The current implementation uses comments in the original SQL (in SQR) to provide the primary key of the column that is being changed.

We are changing this to also parse the RBR events, and extract the primary key value.

Note: this means we need accurate schema information. See below.

Filtered Replication

This is used during horizontal and vertical resharding, to keep source and destination shards up to date.

We need to transform the RBR events into SQL statements, filter them based either on keyspace_id (horizontal resharding) or table name (vertical resharding), and apply them.

For horizontal splits, we need to understand the VSchema to be able to find the primary VIndex used for sharding.
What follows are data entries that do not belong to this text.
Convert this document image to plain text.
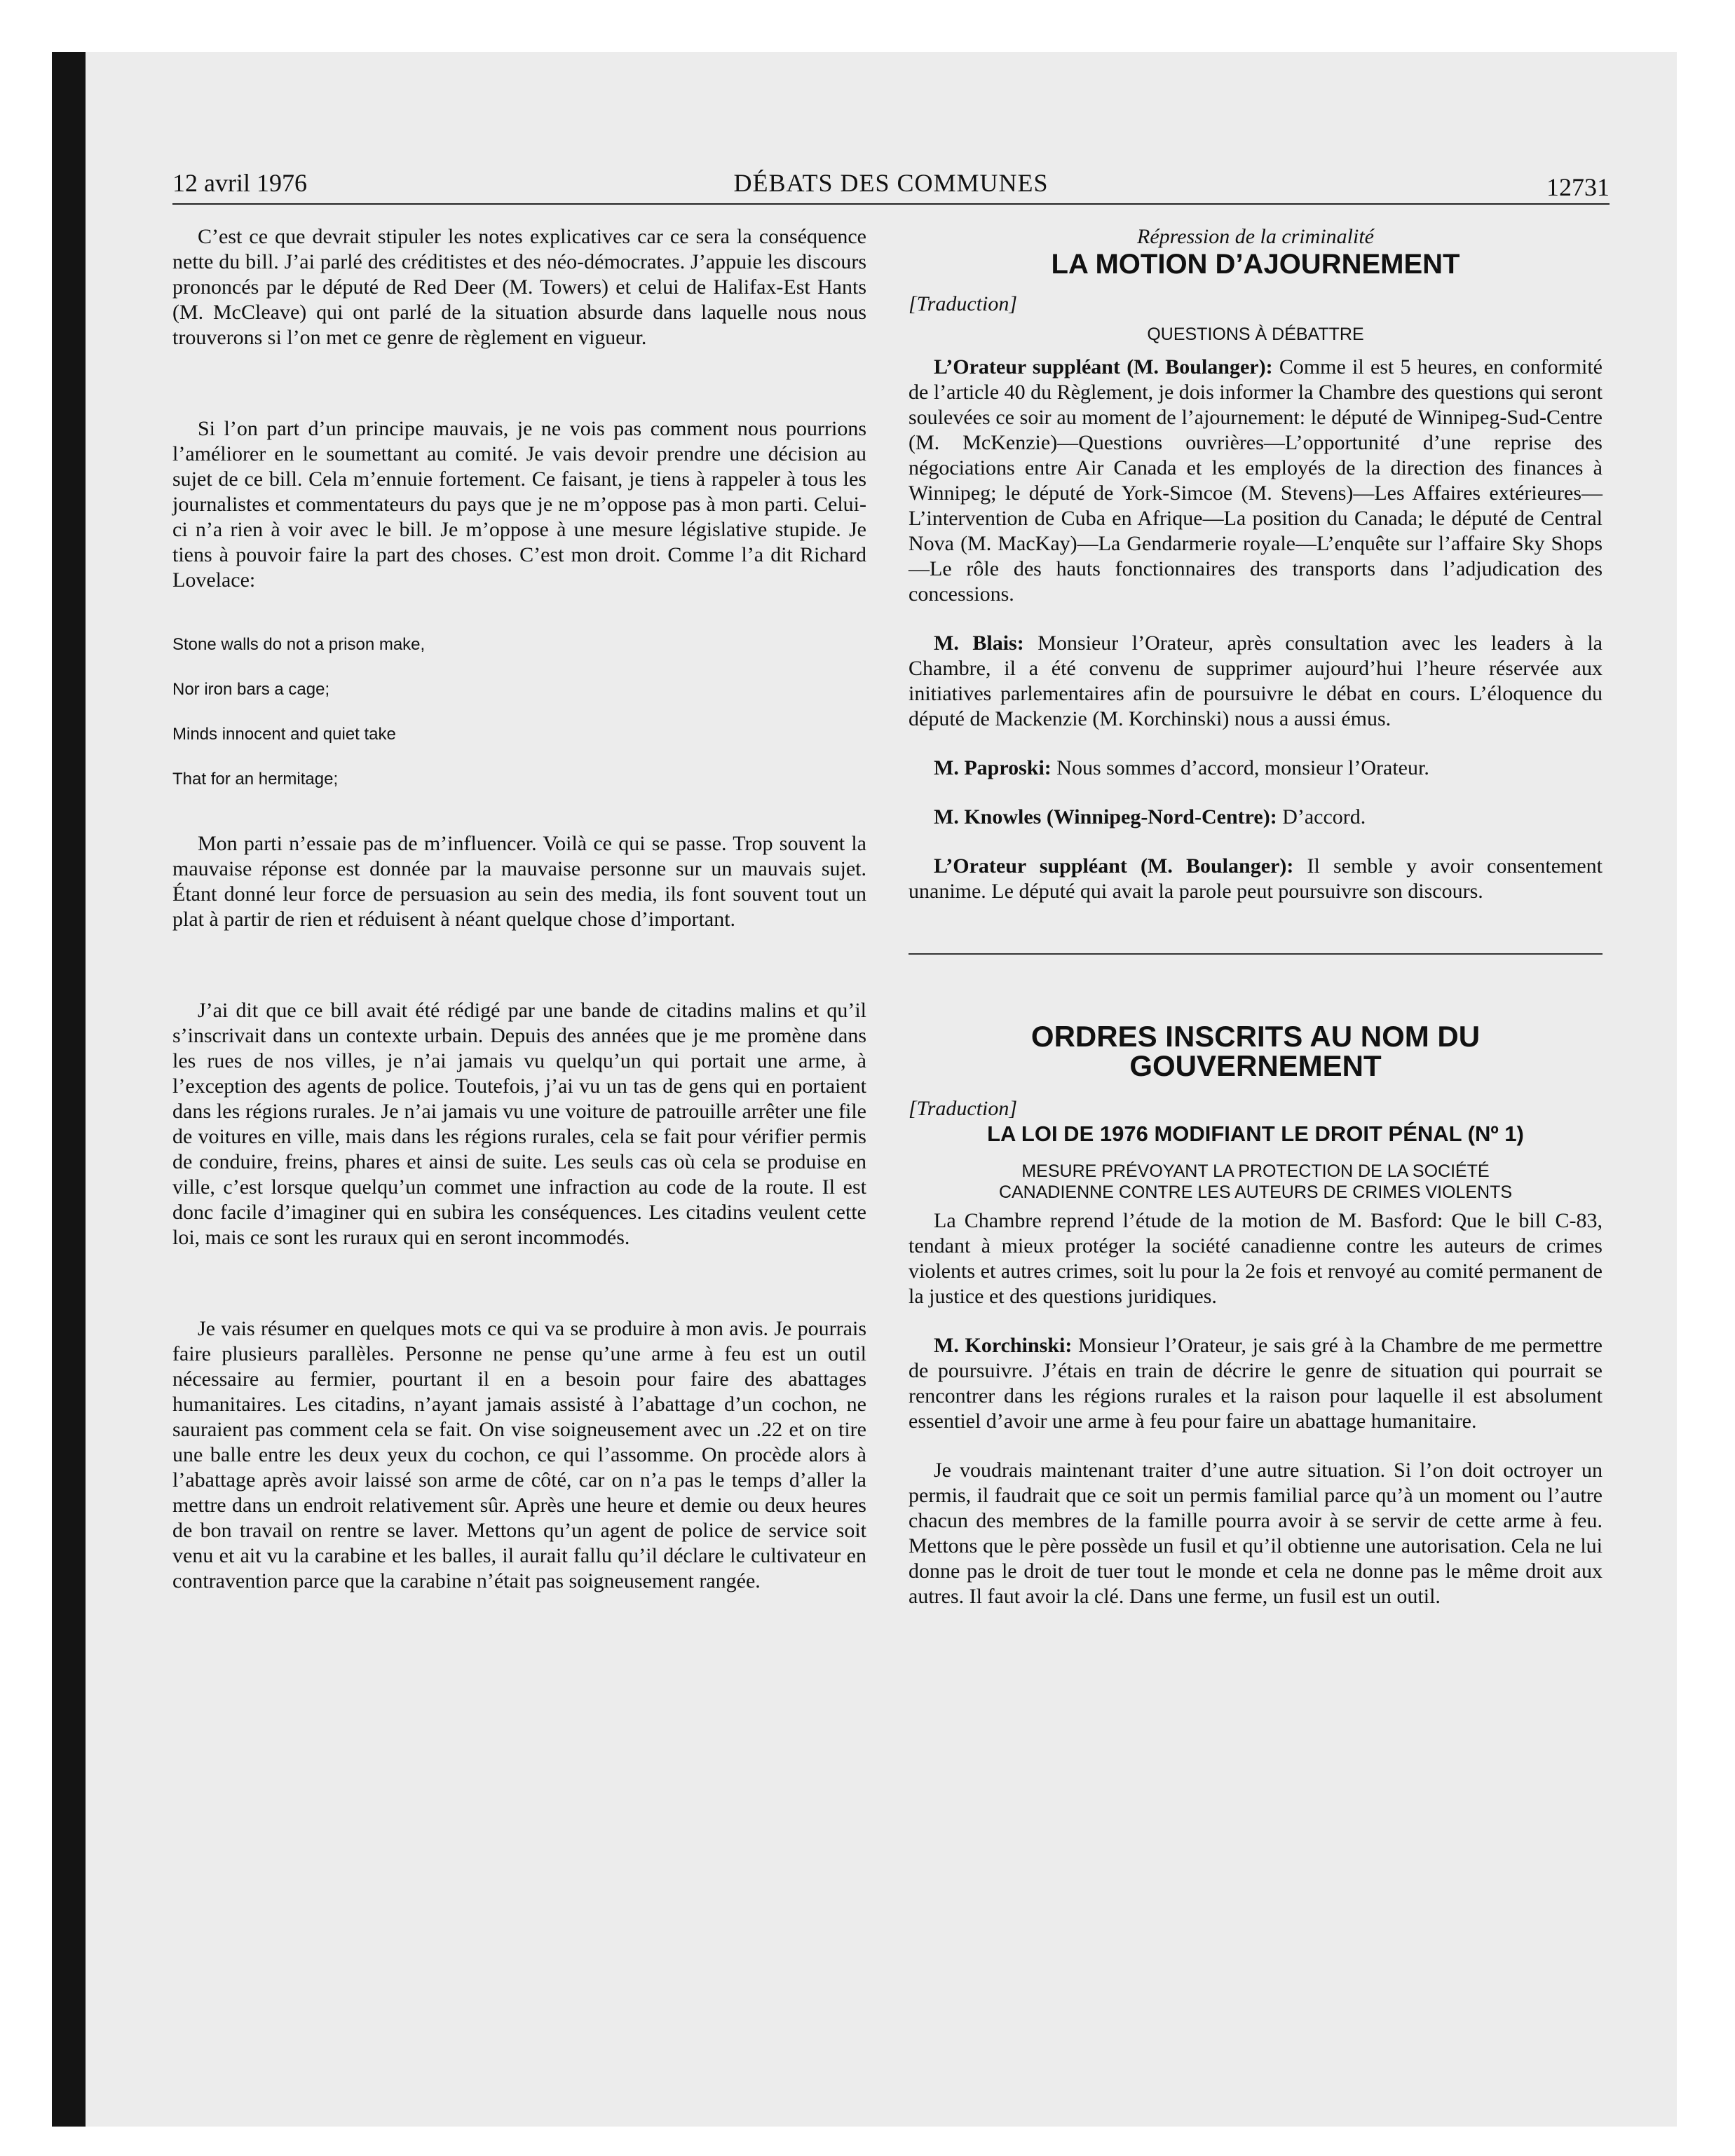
12 avril 1976	DÉBATS DES COMMUNES	12731

C’est ce que devrait stipuler les notes explicatives car ce sera la conséquence nette du bill. J’ai parlé des créditistes et des néo-démocrates. J’appuie les discours prononcés par le député de Red Deer (M. Towers) et celui de Halifax-Est Hants (M. McCleave) qui ont parlé de la situation absurde dans laquelle nous nous trouverons si l’on met ce genre de règlement en vigueur.

Si l’on part d’un principe mauvais, je ne vois pas comment nous pourrions l’améliorer en le soumettant au comité. Je vais devoir prendre une décision au sujet de ce bill. Cela m’ennuie fortement. Ce faisant, je tiens à rappeler à tous les journalistes et commentateurs du pays que je ne m’oppose pas à mon parti. Celui-ci n’a rien à voir avec le bill. Je m’oppose à une mesure législative stupide. Je tiens à pouvoir faire la part des choses. C’est mon droit. Comme l’a dit Richard Lovelace:

Stone walls do not a prison make,

Nor iron bars a cage;

Minds innocent and quiet take

That for an hermitage;

Mon parti n’essaie pas de m’influencer. Voilà ce qui se passe. Trop souvent la mauvaise réponse est donnée par la mauvaise personne sur un mauvais sujet. Étant donné leur force de persuasion au sein des media, ils font souvent tout un plat à partir de rien et réduisent à néant quelque chose d’important.

J’ai dit que ce bill avait été rédigé par une bande de citadins malins et qu’il s’inscrivait dans un contexte urbain. Depuis des années que je me promène dans les rues de nos villes, je n’ai jamais vu quelqu’un qui portait une arme, à l’exception des agents de police. Toutefois, j’ai vu un tas de gens qui en portaient dans les régions rurales. Je n’ai jamais vu une voiture de patrouille arrêter une file de voitures en ville, mais dans les régions rurales, cela se fait pour vérifier permis de conduire, freins, phares et ainsi de suite. Les seuls cas où cela se produise en ville, c’est lorsque quelqu’un commet une infraction au code de la route. Il est donc facile d’imaginer qui en subira les conséquences. Les citadins veulent cette loi, mais ce sont les ruraux qui en seront incommodés.

Je vais résumer en quelques mots ce qui va se produire à mon avis. Je pourrais faire plusieurs parallèles. Personne ne pense qu’une arme à feu est un outil nécessaire au fermier, pourtant il en a besoin pour faire des abattages humanitaires. Les citadins, n’ayant jamais assisté à l’abattage d’un cochon, ne sauraient pas comment cela se fait. On vise soigneusement avec un .22 et on tire une balle entre les deux yeux du cochon, ce qui l’assomme. On procède alors à l’abattage après avoir laissé son arme de côté, car on n’a pas le temps d’aller la mettre dans un endroit relativement sûr. Après une heure et demie ou deux heures de bon travail on rentre se laver. Mettons qu’un agent de police de service soit venu et ait vu la carabine et les balles, il aurait fallu qu’il déclare le cultivateur en contravention parce que la carabine n’était pas soigneusement rangée.

Répression de la criminalité
LA MOTION D’AJOURNEMENT

[Traduction]

QUESTIONS À DÉBATTRE

L’Orateur suppléant (M. Boulanger): Comme il est 5 heures, en conformité de l’article 40 du Règlement, je dois informer la Chambre des questions qui seront soulevées ce soir au moment de l’ajournement: le député de Winnipeg-Sud-Centre (M. McKenzie)—Questions ouvrières—L’opportunité d’une reprise des négociations entre Air Canada et les employés de la direction des finances à Winnipeg; le député de York-Simcoe (M. Stevens)—Les Affaires extérieures—L’intervention de Cuba en Afrique—La position du Canada; le député de Central Nova (M. MacKay)—La Gendarmerie royale—L’enquête sur l’affaire Sky Shops—Le rôle des hauts fonctionnaires des transports dans l’adjudication des concessions.

M. Blais: Monsieur l’Orateur, après consultation avec les leaders à la Chambre, il a été convenu de supprimer aujourd’hui l’heure réservée aux initiatives parlementaires afin de poursuivre le débat en cours. L’éloquence du député de Mackenzie (M. Korchinski) nous a aussi émus.

M. Paproski: Nous sommes d’accord, monsieur l’Orateur.

M. Knowles (Winnipeg-Nord-Centre): D’accord.

L’Orateur suppléant (M. Boulanger): Il semble y avoir consentement unanime. Le député qui avait la parole peut poursuivre son discours.

ORDRES INSCRITS AU NOM DU
GOUVERNEMENT

[Traduction]

LA LOI DE 1976 MODIFIANT LE DROIT PÉNAL (Nº 1)
MESURE PRÉVOYANT LA PROTECTION DE LA SOCIÉTÉ
CANADIENNE CONTRE LES AUTEURS DE CRIMES VIOLENTS

La Chambre reprend l’étude de la motion de M. Basford: Que le bill C-83, tendant à mieux protéger la société canadienne contre les auteurs de crimes violents et autres crimes, soit lu pour la 2e fois et renvoyé au comité permanent de la justice et des questions juridiques.

M. Korchinski: Monsieur l’Orateur, je sais gré à la Chambre de me permettre de poursuivre. J’étais en train de décrire le genre de situation qui pourrait se rencontrer dans les régions rurales et la raison pour laquelle il est absolument essentiel d’avoir une arme à feu pour faire un abattage humanitaire.

Je voudrais maintenant traiter d’une autre situation. Si l’on doit octroyer un permis, il faudrait que ce soit un permis familial parce qu’à un moment ou l’autre chacun des membres de la famille pourra avoir à se servir de cette arme à feu. Mettons que le père possède un fusil et qu’il obtienne une autorisation. Cela ne lui donne pas le droit de tuer tout le monde et cela ne donne pas le même droit aux autres. Il faut avoir la clé. Dans une ferme, un fusil est un outil.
Note: this again means we need accurate schema information. We could do one of two things:

  • Send all statements to all destination shards, and let them do the filtering. They can have accurate schema information if they receive and apply all schema changes through Filtered Replication.
  • Have the filtering be done on the stream server side, and assume the schema doesn’t change in incompatible ways. As this is simpler for now, that’s the option we’re going with.

Database Schema Considerations

Interpreting RBR Events

A lot of the work to interpret RBR events correctly requires knowledge of the table’s schema. However, this introduces the possibility of inconsistencies during schema changes: the current schema for a table might be newer than the schema an older replication stream event was using.

For the short term, Vitess will not deal very gracefully with this scenario: we will only support the case where the current schema for a table has exactly the same columns as all events in the binlog, plus some other optional columns that are then unused. That way, it is possible to add columns to tables without breaking anything.

Note if the main use case is Filtered Replication for resharding, this limitation only exists while the resharding process is running. It is somewhat easy to not change the schema at the same time as resharding is on-going.

Applying Schema Changes

When using RBR, Schema Swap becomes useless, as replication between hosts with different schemas will most likely break. This is however an existing limitation that is already known and handled by MySQL DBAs.

Vitess at this point does not provide an integrated way of applying involved schema changes through RBR. A number of external tools however already exist to handle this case, like gh-ost.

We have future plans to:

  • Integrate with a tool like gh-ost to provide a seamless schema change story.
  • Maintain a history of the schema changes that happen on all shards, so events can be parsed correctly in all cases.

Unsupported Features

This part describes the features that are not supported for RBR in Vitess as of December 2018:

  • Floating point columns: This is because they are inherently inaccurate, and could cause inaccuracies while being replayed during resharding.
  • Timezones support: the binary logs store timestamps in UTC. When converting these to SQL, we print the UTC value. If the server is not in UTC, that will result in data corruption. Note: we are working on a fix for that one.

Update Stream Extensions

Update Stream can be changed to contain both old and new values of the rows being changed. Again the values will depend on the schema. We will also make this feature optional, so if the client is using this for Primary Key based cache invalidation for instance, no extra unneeded data is sent.

This can be used to re-populate a cache with Update Stream, instead of invalidating it, by putting the new values directly in there.

Then, using this in conjunction with binlog-row-image would help provide a feature-complete way of always getting all changes on rows. It would also help handle Update Stream corner cases that replay events during resharding, when switching traffic from old to new shards.

Vttablet Simplifications

A lot of the work done by vttablet now is to find the Primary Key of the modified rows, to rewrite the queries in an efficient way and tag each statement with the Primary Key. None of this may be necessary with RBR.